Funds for the Program have been provided by the following legislation:
- Consolidated Appropriations Act, 2023 (P.L. 117-328) (also see Joint Explanatory Statement) – provided $8.55 million in FY 2023 to restore cuts to the Special Diabetes Program that resulted from Budget Control Act sequestration.
- Consolidated Appropriations Act, 2021 (P.L. 116-260) (PDF, 5,486 KB) – provided $150 million per year in FY 2021-2023. Other laws (P.L. 116-136 (PDF, 1,031 KB) , P.L. 116-159 (PDF, 331 KB) , and P.L. 116-215 (PDF, 245 KB) ) provided partial funding until a full extension was enacted through P.L. 116-260.
- Coronavirus Aid, Relief, and Economic Security (CARES) Act (P.L. 116-136) (PDF, 1,031 KB) – provided $150 million per year in FY 2020. Other laws (P.L. 116-59 (PDF, 268 KB) , P.L. 116-69 (PDF, 255 KB) , P.L. 116-94 (PDF, 1,993 KB) ) provided partial funding until a full extension was enacted through P.L. 116-136.
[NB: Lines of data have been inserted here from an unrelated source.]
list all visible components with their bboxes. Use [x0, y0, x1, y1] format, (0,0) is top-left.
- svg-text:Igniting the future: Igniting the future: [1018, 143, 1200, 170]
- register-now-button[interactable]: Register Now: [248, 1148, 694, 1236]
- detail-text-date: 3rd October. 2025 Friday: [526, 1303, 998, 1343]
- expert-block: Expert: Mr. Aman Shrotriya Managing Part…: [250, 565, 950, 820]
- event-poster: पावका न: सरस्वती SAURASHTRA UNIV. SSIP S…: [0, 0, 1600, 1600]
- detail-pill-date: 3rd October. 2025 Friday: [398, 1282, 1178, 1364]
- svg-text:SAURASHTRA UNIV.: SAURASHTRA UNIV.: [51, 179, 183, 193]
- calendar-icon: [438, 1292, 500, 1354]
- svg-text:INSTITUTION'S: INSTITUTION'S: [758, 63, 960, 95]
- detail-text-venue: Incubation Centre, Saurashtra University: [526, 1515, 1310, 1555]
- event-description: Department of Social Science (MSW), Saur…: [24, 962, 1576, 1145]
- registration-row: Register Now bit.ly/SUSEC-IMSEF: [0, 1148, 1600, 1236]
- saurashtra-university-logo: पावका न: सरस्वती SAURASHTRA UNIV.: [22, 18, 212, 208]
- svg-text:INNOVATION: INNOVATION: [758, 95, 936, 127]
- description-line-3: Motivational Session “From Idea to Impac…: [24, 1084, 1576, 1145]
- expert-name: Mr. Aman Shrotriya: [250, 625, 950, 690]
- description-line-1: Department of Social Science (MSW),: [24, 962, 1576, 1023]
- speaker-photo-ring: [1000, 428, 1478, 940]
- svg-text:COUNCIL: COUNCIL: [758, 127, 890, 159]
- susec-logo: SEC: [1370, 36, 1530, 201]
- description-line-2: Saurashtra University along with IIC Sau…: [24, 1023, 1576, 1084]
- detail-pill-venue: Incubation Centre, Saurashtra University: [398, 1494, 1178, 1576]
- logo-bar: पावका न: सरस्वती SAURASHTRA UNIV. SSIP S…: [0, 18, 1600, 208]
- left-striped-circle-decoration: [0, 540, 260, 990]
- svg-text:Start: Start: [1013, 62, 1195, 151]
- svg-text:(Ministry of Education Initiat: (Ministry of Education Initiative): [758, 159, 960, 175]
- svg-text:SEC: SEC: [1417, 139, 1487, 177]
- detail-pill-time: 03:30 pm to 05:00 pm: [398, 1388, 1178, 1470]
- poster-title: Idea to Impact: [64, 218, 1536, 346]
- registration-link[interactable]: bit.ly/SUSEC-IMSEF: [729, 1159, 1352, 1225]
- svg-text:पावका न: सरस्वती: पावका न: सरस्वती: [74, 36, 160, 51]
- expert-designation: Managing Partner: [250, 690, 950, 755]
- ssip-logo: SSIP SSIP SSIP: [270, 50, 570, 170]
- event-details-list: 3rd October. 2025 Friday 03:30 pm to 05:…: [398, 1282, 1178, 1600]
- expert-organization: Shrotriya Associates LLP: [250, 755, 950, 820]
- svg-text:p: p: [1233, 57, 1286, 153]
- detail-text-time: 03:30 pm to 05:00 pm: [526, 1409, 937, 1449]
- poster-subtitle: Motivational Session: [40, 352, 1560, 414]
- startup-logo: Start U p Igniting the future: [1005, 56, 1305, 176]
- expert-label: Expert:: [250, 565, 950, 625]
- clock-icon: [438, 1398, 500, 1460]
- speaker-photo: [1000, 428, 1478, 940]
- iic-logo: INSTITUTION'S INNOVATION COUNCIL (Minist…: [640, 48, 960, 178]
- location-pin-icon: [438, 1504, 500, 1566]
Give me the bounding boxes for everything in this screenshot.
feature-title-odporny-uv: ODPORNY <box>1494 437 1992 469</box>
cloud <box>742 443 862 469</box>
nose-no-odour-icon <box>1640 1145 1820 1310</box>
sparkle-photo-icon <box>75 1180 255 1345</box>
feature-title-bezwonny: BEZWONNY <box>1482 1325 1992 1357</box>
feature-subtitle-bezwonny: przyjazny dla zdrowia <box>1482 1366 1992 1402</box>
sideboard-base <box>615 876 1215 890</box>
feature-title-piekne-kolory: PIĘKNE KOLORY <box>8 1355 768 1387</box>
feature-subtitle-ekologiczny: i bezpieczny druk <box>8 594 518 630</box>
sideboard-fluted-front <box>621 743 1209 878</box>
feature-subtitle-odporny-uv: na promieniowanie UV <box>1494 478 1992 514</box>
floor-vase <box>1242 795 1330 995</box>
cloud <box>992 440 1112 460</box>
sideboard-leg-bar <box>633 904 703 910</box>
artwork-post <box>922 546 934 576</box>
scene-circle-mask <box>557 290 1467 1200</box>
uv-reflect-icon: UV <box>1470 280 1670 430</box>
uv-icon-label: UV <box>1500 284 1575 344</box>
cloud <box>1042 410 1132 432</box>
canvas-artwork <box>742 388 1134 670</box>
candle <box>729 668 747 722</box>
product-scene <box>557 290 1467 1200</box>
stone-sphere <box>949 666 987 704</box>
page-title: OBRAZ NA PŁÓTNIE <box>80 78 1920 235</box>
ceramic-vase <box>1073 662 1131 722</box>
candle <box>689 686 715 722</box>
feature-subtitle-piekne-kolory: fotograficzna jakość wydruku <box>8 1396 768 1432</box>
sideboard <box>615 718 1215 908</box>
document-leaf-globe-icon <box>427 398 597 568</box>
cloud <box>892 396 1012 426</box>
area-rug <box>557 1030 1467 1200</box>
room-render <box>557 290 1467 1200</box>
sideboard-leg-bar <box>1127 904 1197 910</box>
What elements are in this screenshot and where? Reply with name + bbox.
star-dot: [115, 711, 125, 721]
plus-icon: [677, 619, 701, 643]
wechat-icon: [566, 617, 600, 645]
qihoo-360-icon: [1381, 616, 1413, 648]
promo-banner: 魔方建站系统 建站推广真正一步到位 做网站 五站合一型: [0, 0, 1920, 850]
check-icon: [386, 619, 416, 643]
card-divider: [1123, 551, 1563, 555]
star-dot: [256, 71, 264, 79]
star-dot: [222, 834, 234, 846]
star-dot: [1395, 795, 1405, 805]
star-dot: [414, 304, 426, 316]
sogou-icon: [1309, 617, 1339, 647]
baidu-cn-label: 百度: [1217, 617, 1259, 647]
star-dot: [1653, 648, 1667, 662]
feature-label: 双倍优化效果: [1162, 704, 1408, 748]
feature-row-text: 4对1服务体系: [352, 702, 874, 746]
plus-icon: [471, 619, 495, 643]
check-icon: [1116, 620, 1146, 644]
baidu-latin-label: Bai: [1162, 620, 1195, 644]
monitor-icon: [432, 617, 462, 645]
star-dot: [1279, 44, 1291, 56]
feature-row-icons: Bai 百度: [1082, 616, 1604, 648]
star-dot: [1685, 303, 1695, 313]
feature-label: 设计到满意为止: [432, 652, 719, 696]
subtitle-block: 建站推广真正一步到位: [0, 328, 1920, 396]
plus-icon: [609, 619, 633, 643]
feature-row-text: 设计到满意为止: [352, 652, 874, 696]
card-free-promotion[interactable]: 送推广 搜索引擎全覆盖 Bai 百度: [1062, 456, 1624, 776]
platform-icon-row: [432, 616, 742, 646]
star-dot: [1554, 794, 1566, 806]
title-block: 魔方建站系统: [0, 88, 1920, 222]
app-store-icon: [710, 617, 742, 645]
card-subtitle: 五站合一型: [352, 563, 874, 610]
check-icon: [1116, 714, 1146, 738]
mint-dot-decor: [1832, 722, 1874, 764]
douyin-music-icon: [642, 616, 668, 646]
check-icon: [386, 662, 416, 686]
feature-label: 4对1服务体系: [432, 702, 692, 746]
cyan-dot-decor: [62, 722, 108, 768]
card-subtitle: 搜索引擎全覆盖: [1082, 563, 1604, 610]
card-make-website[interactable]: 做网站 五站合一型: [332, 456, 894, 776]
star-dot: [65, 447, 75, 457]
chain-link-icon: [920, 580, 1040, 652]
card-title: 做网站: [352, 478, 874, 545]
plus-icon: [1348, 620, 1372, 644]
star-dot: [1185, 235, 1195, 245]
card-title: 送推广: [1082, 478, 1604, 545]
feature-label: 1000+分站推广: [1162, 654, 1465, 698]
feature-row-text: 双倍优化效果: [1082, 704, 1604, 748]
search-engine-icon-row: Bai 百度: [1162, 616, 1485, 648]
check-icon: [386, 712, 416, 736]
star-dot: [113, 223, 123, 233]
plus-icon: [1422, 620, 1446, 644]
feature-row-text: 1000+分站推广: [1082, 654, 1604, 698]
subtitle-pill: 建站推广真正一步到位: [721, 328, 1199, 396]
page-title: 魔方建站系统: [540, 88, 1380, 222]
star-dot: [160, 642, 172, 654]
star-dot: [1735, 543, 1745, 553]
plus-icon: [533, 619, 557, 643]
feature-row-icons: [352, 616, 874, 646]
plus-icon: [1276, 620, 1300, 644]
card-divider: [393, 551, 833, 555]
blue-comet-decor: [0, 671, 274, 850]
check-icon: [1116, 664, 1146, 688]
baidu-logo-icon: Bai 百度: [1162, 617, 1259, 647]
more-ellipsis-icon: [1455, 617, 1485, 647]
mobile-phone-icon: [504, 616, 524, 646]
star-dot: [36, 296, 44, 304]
- Bipartisan Budget Act of 2018 (P.L. 115-123) (PDF, 669 KB) – provided $150 million per year in FY 2018-2019
- Medicare Access and CHIP Reauthorization Act of 2015 (P.L. 114-10) (PDF, 456 KB) – provided $150 million per year in FY 2016-2017
- Protecting Access to Medicare Act of 2014 (P.L. 113-93) (PDF, 345 KB) – provided $150 million in FY 2015
- American Taxpayer Relief Act of 2012 (P.L. 112-240) (PDF, 346 KB) – provided $150 million in FY 2014
- Medicare and Medicaid Extenders Act of 2010 (P.L. 111-309) (PDF, 141 KB) – provided $150 million per year in FY 2012-2013
- Medicare Improvements for Patients and Providers Act of 2008 (P.L. 110-275) (PDF, 392 KB) – provided $150 million per year in FY 2010-2011
- Medicare, Medicaid, and SCHIP Extension Act of 2007 (P.L. 110-173) (PDF, 185 KB) – provided $150 million in FY 2009
- Public Health Service Act Amendment for Diabetes 2002 (P.L. 107-360) (PDF, 119 KB) – provided $150 million per year for FY 2004-2008
- Consolidated Appropriations Act of 2001 (P.L. 106-554) (PDF, 2,031 KB) – provided an additional $70 million per year for FY 2001-2002 and $100 million for FY 2003
- Balanced Budget Act of 1997 (P.L. 105-33) (PDF, 1,868 KB) – provided $30 million per year for FY 1998-2002
Note: The amounts authorized by the above laws have been periodically affected by “sequestration” (automatic spending cuts that occur through the withdrawal of funding for certain government programs.)